Hoy la contaminación acústica es una de las grandes preocupaciones de aquellas personas que residen en áreas más urbanas. Un fenómeno que, de hecho, ha crecido desproporcionadamente en las últimas décadas alrededor del mundo.
Cuba, desafortunadamente no está exenta de esta problemática. Centros nocturnos, bici taxis, coches, carros e inadecuados vecinos contribuyen diariamente a la contaminación sonara. Grandes bocinas se pasean “literalmente” por las calles con estridentes melodías desde Marco Antonio Solís hasta el último reggaetón de moda. Algunos por ignorancia y otros por indolencia.
Sin importar el malestar que causan a quienes rodean: música estridente o excesos de ruidos innecesarios envuelven nuestras ciudades sin valorar las graves consecuencias para la salud humana.
Varios estudios demuestran que la población expuesta a un nivel de ruido superior a los 65 decibelios desarrolla a corto plazo un índice superior de un 20% de padecer ataques cardíacos. Además se estima que con niveles altos de ruido, la tendencia natural de las personas a la ayuda mutua disminuye o desaparece.
Por si fuera poco científicos aseguran que los niños cuyas escuelas se encuentran en zonas ruidosas (dígase: industrias, aeropuertos, carreteras con mucho tráfico…), aprenden a leer con lentitud, presentan mayor agresividad, fatiga, agitación, riñas frecuentes, mayor tendencia al aislamiento y cierta dificultad para relacionarse con los demás.
Por suerte el gobierno cubano ha tomado cartas en el asunto desde el punto de vista judicial, regulando un aparato jurídico con la intención de normar este fenómeno.
Entre las normas jurídicas aparece la ley 81 del Medio Ambiente, el Decreto Ley 141/1988, los códigos de Seguridad Vial y Civil, y el Decreto Ley 200 de 1999. En el año 2015, a instancias del Gobierno, se crearon a todos los niveles comisiones de enfrentamiento a la contaminación sonora, encargadas de establecer planes de acciones para diagnosticar las fuentes emisoras y proceder a su manejo o erradicación, así como la educación de la ciudadanía.

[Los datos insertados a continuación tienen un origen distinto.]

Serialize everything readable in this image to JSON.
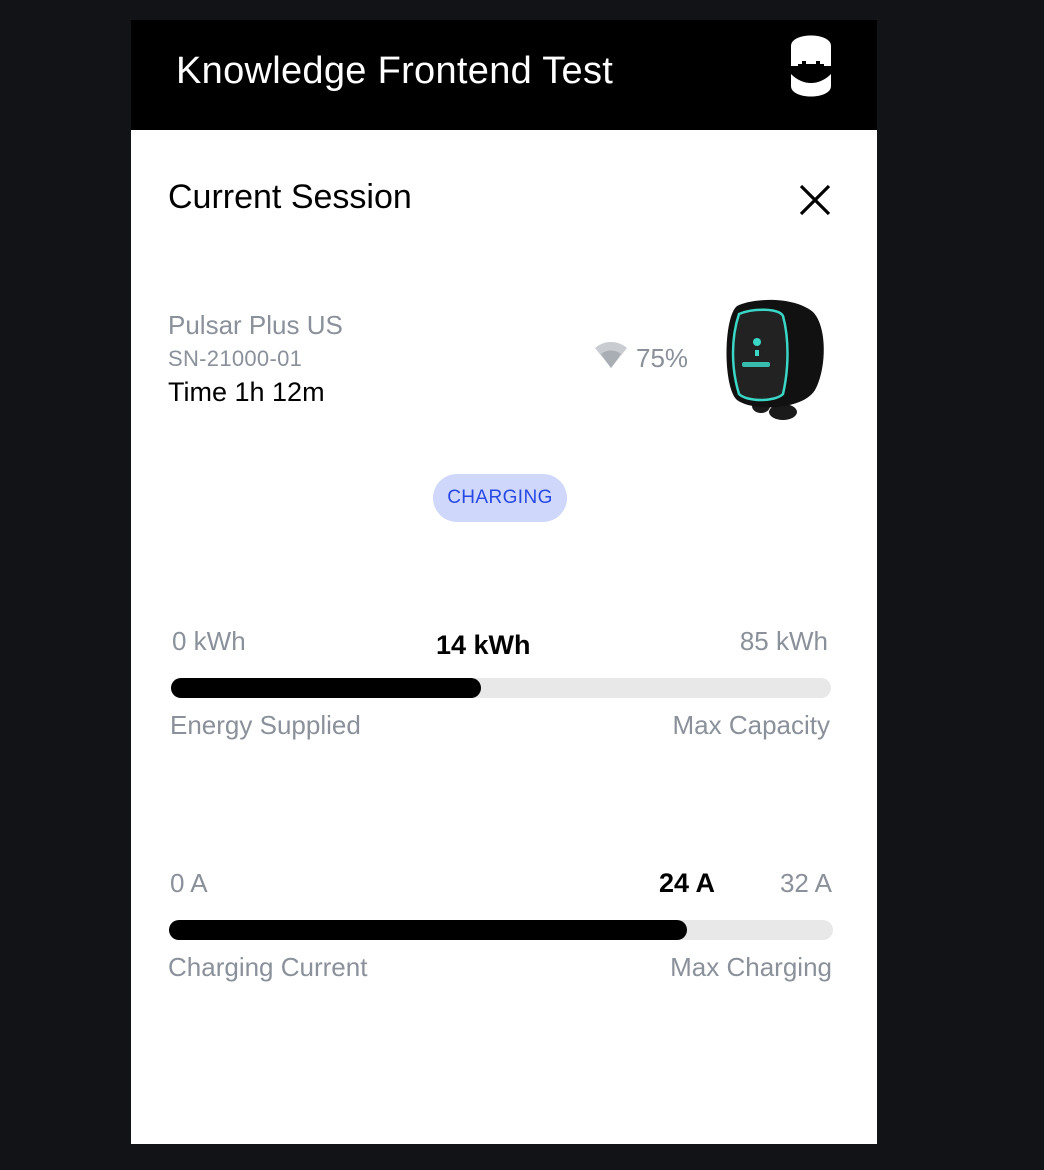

Además el 28 de noviembre de 2001 se creó, a solicitud del Centro de Estudio Innovación y Mantenimiento (CEIM), el Comité Técnico de Normalización No. 98, Vibraciones y Acústica (NC / CTN 98), constando en la resolución No. 133 del 2001 de la Oficina Nacional de Normalización. En la reunión de trabajo del 9 de enero de 2002 quedó formalmente constituido el subcomité No. 1, Ruido.

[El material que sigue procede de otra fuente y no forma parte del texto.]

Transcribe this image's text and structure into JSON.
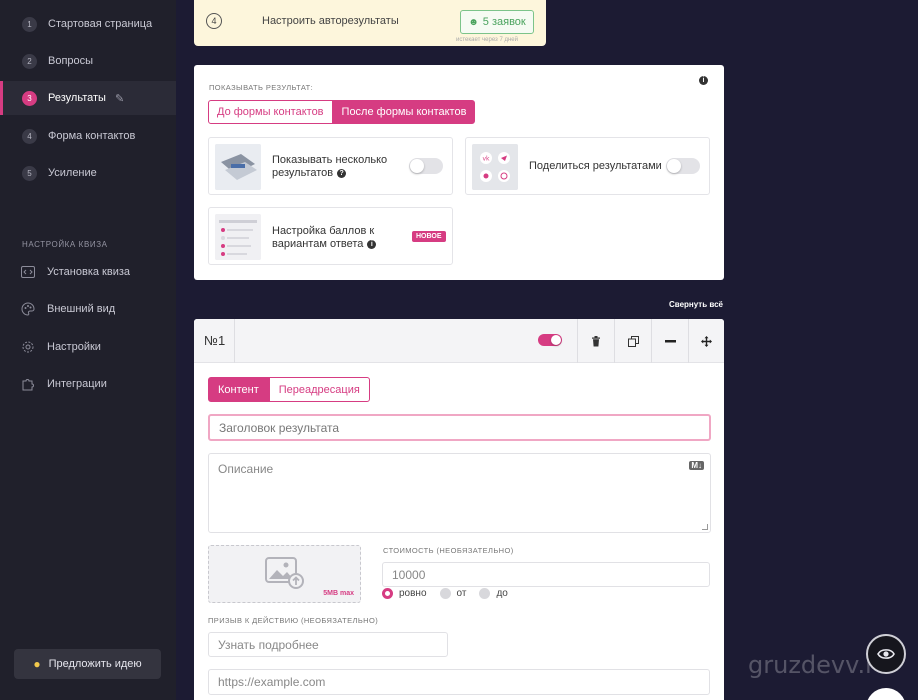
{
  "sidebar": {
    "steps": [
      {
        "num": "1",
        "label": "Стартовая страница"
      },
      {
        "num": "2",
        "label": "Вопросы"
      },
      {
        "num": "3",
        "label": "Результаты"
      },
      {
        "num": "4",
        "label": "Форма контактов"
      },
      {
        "num": "5",
        "label": "Усиление"
      }
    ],
    "section_title": "Настройка квиза",
    "menu": [
      {
        "label": "Установка квиза",
        "icon": "code-icon"
      },
      {
        "label": "Внешний вид",
        "icon": "palette-icon"
      },
      {
        "label": "Настройки",
        "icon": "gear-icon"
      },
      {
        "label": "Интеграции",
        "icon": "puzzle-icon"
      }
    ],
    "idea_button": "Предложить идею"
  },
  "notice": {
    "step": "4",
    "text": "Настроить авторезультаты",
    "button": "5 заявок",
    "sub": "истекает через 7 дней"
  },
  "result_settings": {
    "label": "Показывать результат:",
    "tab_before": "До формы контактов",
    "tab_after": "После формы контактов",
    "option_multiple": "Показывать несколько результатов",
    "option_share": "Поделиться результатами",
    "option_points": "Настройка баллов к вариантам ответа",
    "badge_new": "НОВОЕ"
  },
  "collapse_all": "Свернуть всё",
  "result_card": {
    "number": "№1",
    "enabled": true,
    "tab_content": "Контент",
    "tab_redirect": "Переадресация",
    "title_placeholder": "Заголовок результата",
    "description_placeholder": "Описание",
    "upload_max": "5MB max",
    "price_label": "Стоимость (необязательно)",
    "price_value": "10000",
    "price_modes": [
      "ровно",
      "от",
      "до"
    ],
    "price_mode_selected": "ровно",
    "cta_label": "Призыв к действию (необязательно)",
    "cta_placeholder": "Узнать подробнее",
    "url_placeholder": "https://example.com"
  },
  "watermark": "gruzdevv.ru",
  "colors": {
    "accent": "#d63c82",
    "sidebar": "#20202b",
    "background": "#1c1b33",
    "notice": "#fdf6dc",
    "success": "#4aa35e"
  }
}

Sin embargo, estas leyes no han logrado erradicar el problema, fundamentalmente por falta de control, pues la mayoría de las personas ven el exceso de ruido como una molestia, pero no como una violación a las leyes estipuladas ni como una agresión directa a la salud.
No podemos ignorar que muchas de las actividades humanas actuales están relacionadas con el ruido, como son las extracciones industriales; las grandes maquinarias manufactureras; los vehículos de transporte a pequeña, mediana y gran escala, los conciertos musicales, incluso aglomeración de un gran número de personas en un entorno pequeño puede considerarse una fuente de contaminación sonora.
Y aunque es cierto que algunos casos son difíciles de controlar, la mayoría de las veces la situación puede ser modificada. Depende en gran medida del respeto, la consideración y el grado de conducta cívica de cada persona. Es importante entender que vivimos en comunidad y eso significa que no podemos imponer a otros nuestros gustos y costumbres.
Algunos vecinos -como los míos- en su oficio servicial ponen a diario música para toda la cuadra hasta las dos de la mañana. La consideración para quienes nos rodean es vital para la empatía social a la que aspiramos.